Stanisław Rakoczy: Opolszczyznę trzeba ładnie opakować

kolaż: Tomek
kolaż: Tomek
- Nasz region to Polska w pigułce. Prócz morza mamy wszystko - malownicze góry i jeziora, piękne lasy i mnóstwo zabytków- mówi Stanisław Rakoczy, prezes Opolskiej Regionalnej Organizacji Turystycznej (OROT).

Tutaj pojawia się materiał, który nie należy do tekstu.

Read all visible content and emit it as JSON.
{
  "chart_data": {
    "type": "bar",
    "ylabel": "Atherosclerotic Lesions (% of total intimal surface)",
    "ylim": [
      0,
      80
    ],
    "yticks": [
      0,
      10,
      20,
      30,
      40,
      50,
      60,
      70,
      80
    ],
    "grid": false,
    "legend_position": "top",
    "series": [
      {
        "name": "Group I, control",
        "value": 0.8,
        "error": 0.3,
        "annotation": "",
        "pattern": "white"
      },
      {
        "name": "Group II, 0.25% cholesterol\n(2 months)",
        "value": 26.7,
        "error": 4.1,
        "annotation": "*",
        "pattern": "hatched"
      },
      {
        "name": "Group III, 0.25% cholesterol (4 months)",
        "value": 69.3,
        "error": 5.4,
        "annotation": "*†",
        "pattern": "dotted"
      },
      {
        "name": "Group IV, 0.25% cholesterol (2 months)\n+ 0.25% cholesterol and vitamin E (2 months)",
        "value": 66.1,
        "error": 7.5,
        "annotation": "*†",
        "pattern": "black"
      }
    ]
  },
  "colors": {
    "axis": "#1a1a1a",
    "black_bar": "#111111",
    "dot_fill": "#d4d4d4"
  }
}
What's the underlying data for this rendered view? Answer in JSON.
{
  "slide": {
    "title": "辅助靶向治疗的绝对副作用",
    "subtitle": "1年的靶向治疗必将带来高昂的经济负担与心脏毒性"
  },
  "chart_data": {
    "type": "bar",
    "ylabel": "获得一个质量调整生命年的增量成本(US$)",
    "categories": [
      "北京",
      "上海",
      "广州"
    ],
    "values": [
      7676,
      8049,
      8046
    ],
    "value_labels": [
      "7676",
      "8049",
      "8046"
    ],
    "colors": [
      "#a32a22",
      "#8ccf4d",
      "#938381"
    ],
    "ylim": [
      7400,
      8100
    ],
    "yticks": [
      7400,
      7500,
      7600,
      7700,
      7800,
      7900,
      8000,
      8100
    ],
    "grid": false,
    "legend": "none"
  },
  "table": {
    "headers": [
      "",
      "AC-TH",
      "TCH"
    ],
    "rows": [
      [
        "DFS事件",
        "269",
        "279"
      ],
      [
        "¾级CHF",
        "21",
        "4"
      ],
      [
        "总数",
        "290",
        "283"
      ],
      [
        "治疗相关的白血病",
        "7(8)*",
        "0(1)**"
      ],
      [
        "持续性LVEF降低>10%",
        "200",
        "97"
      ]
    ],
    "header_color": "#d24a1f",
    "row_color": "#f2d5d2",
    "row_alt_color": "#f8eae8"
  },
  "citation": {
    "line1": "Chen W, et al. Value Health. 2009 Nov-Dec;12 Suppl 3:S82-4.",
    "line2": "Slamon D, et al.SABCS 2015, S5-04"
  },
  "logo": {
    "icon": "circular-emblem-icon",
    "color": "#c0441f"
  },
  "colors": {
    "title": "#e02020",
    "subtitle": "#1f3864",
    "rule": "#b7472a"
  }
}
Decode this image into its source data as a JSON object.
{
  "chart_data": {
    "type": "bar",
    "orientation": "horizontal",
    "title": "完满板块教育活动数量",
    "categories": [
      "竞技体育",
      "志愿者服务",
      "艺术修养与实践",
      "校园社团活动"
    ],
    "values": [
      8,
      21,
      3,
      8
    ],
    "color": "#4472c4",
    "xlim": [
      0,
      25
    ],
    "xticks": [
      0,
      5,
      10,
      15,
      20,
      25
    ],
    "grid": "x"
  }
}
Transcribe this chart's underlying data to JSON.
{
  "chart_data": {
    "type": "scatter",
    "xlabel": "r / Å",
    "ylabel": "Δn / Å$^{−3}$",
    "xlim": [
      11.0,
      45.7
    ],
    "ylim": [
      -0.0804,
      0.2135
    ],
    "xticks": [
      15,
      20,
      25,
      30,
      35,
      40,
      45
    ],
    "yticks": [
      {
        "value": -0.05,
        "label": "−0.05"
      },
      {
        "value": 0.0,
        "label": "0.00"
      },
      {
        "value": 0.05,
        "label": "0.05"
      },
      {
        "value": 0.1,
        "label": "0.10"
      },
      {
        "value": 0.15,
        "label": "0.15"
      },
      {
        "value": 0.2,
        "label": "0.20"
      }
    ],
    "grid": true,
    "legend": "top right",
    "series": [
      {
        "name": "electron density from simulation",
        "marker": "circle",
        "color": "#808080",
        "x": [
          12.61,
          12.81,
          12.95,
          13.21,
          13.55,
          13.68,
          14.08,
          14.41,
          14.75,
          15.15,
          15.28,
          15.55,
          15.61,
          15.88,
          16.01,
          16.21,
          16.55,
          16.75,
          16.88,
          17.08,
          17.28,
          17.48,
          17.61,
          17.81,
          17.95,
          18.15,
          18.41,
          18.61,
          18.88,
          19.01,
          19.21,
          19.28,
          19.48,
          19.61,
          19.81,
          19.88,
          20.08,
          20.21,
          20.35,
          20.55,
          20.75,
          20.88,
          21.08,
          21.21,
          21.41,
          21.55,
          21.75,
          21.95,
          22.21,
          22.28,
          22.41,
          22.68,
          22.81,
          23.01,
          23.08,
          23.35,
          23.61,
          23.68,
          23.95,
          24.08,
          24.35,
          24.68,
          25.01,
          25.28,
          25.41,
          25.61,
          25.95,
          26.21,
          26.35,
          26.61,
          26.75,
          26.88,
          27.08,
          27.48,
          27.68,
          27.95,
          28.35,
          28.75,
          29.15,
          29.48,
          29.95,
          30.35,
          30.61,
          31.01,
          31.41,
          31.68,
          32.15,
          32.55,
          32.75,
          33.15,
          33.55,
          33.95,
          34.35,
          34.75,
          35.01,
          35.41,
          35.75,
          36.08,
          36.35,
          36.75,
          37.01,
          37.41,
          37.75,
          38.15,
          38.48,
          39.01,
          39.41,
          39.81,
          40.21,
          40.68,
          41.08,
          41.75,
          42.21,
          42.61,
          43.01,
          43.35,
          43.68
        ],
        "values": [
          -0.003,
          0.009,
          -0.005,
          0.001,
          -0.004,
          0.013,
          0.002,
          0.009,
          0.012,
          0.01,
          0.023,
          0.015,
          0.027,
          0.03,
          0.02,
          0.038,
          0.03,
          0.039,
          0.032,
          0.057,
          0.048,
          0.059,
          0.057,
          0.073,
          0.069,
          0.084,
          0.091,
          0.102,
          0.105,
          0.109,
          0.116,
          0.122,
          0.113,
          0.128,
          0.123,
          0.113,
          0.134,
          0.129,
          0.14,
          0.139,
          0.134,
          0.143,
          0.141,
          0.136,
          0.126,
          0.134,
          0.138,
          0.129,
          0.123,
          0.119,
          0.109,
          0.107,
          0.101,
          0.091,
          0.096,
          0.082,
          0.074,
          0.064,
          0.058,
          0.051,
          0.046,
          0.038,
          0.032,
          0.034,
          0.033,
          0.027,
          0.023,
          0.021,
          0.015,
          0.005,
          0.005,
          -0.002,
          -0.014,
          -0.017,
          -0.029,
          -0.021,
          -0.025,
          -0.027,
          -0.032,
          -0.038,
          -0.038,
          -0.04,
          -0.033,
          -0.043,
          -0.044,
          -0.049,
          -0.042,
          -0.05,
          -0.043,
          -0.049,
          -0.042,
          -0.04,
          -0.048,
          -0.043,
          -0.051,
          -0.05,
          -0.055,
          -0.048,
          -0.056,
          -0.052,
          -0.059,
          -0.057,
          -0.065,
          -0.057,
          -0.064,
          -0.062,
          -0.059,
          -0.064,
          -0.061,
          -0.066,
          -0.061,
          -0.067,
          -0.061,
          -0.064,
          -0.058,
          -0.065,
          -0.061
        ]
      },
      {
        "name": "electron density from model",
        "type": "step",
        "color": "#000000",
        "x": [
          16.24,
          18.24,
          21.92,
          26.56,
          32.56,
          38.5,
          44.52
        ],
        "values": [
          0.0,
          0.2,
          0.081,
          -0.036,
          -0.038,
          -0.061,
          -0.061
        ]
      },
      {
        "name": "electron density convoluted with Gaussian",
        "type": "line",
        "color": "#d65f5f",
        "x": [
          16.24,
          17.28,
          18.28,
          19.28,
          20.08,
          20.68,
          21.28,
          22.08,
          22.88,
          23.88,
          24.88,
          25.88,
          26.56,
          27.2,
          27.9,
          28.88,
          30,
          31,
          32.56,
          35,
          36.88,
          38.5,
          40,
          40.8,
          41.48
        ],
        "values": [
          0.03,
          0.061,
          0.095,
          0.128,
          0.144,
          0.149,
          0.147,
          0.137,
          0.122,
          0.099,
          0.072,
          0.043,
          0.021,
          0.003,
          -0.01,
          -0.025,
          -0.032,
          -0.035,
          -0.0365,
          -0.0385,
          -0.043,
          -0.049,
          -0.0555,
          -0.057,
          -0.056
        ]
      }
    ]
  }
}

- Czym Opolszczyzna może przyciągać turystów?
- Nasz region to Polska w pigułce. Prócz morza mamy wszystko - malownicze góry i jeziora, piękne lasy i mnóstwo zabytków. Polskie Carcassonne, czyli Paczków, Byczynę ze średniowiecznymi murami, samo Opole. Niestety, wiedza o niektórych naszych zabytkach w Polsce jest skąpa. Drewniane kościółki wszyscy kojarzą raczej z Podhalem, tymczasem to u nas jest ich najwięcej. Dlaczego tak się dzieje? Bo w tych czasach atrakcje turystyczne - jak wszystko - trzeba odpowiednio opakować i podać.

- Czyli jak?
- Tak, by turysta mógł łatwo i szybko dotrzeć do kompleksowego pakietu informacji. I trzeba to zrobić jak najszybciej, bo konkurencja nie śpi. Regiony i miasta w całej Polsce mocno się promują, bo wiedzą, że turystyka to dziś bardzo ważna gałąź gospodarki. Dlatego właśnie OROT chce zbudować spójny system informacji turystycznej dla całego regionu i jego stolicy.

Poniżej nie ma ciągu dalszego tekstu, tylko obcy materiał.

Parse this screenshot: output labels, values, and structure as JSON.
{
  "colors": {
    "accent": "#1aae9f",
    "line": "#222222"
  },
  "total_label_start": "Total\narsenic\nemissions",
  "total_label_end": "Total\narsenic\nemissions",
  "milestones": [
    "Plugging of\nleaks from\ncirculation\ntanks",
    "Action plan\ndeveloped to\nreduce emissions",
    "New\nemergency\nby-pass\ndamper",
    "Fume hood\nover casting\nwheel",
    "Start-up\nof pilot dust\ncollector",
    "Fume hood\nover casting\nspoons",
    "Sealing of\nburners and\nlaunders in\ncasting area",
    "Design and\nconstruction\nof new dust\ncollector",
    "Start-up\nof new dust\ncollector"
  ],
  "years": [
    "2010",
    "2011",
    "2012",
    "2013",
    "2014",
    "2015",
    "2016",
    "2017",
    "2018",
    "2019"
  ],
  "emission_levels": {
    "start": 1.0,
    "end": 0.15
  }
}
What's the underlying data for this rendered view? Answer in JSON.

- Kiedy powstanie ten system?
- Projekt wart jest pół miliona złotych. Jesteśmy już po rozstrzygnięciu przetargu i wyborze wykonawcy. Jeśli nie będzie odwołań, to wkrótce ruszą prace remontowe w lokalu na ulicy Żeromskiego w Opolu - tuż obok pięknego wzgórza uniwersyteckiego, a naprzeciwko nowego centrum handlowego. Ma to być miejsce, w którym turysta odwiedzający nasz region znajdzie komplet informacji: o tym, co warto zobaczyć, gdzie przenocować, gdzie zjeść. Dostanie mapy i przewodniki, dowie się, co w pierwszej kolejności zwiedzić, by poczuć klimat regionu. Kolejnym takim punktem ma być lokal na ulicy Krakowskiej, którym zawiaduje miasto. Póki co jednak kwestie jego własności nie są w pełni wyjaśnione, ale myślę, że to się wkrótce rozwiąże.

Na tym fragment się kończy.